Of this, 900 million litres are produced in Maharashtra, which houses the largest number of sugar mills and accounts for one-third of the country’s sugar production.
Around 40% of India’s sugar production takes place in the cooperative sector. Private sector companies such as Shree Renuka Sugars Ltd, Balrampur Chini Mills Ltd, Bajaj Hindusthan Ltd and Simbhaoli Sugar Mills Ltd are among the country’s listed sugar companies.
Institutions such as the Central Salt and Marine Chemicals Research Institute in Bhavnagar, International Crop Research Institute for the Semi-Arid Tropics, Hyderabad, and Central Leather Research Institute in Chennai are engaged in research to seek out alternative ways of producing ethanol and bio-diesel.
Experts and some ethanol makers, however, are sceptical about the implementation of the government notification.
“Before deciding to make investments for creating additional capacities, we would like the policy of 5% blending implemented by oil marketing companies and the central government,” said R.G. Mane, secretary, All India Ethanol Manufacturing Association.
Pointing out that although the oil marketing companies have floated a tender for 1.4 billion litres of ethanol for fiscal 2014, manufacturers have committed the supply of just around 560 million litres “due to haphazard policies of government on this issue”.

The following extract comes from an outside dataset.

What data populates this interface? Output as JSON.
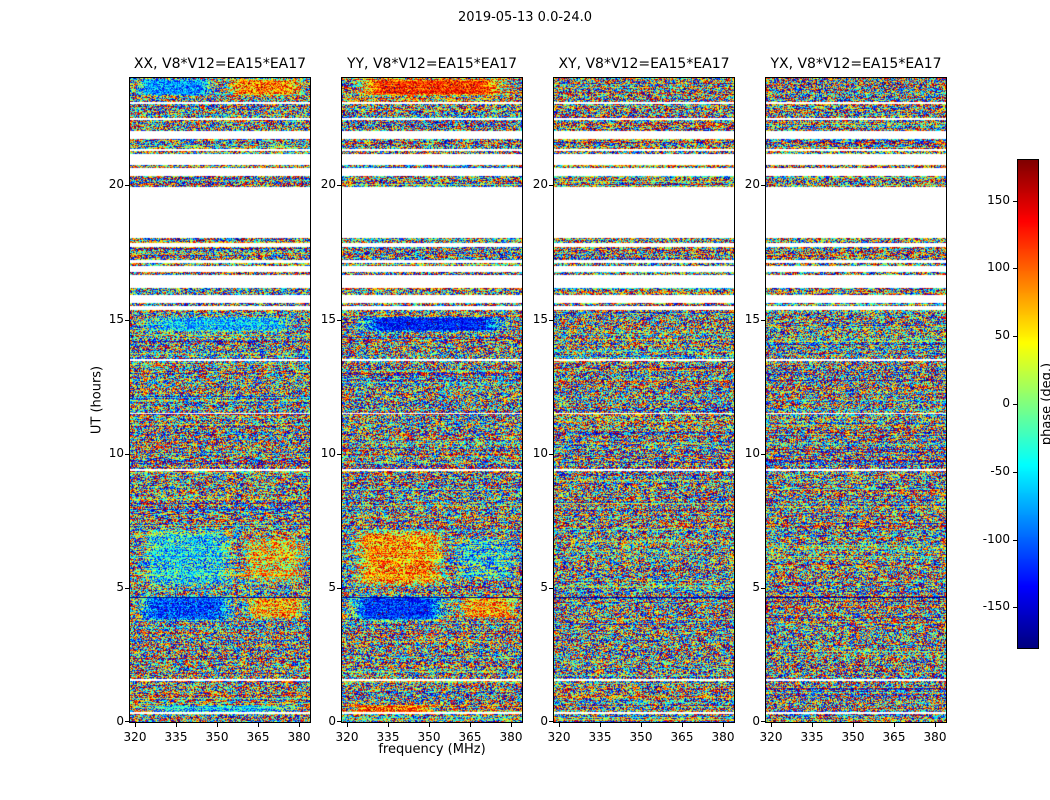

There are practical difficulties too.

“There is no proper mechanism in place to collect, grade, store and distribute agricultural waste because of which lot of power generation capacity based on bio-mass in country is stranded as they are not able to get sustained feedstock,” said Debashis Mishra, senior director in the energy and resource practice at audit and consultancy firm Deloitte Touche Tohmatsu India Pvt. Ltd.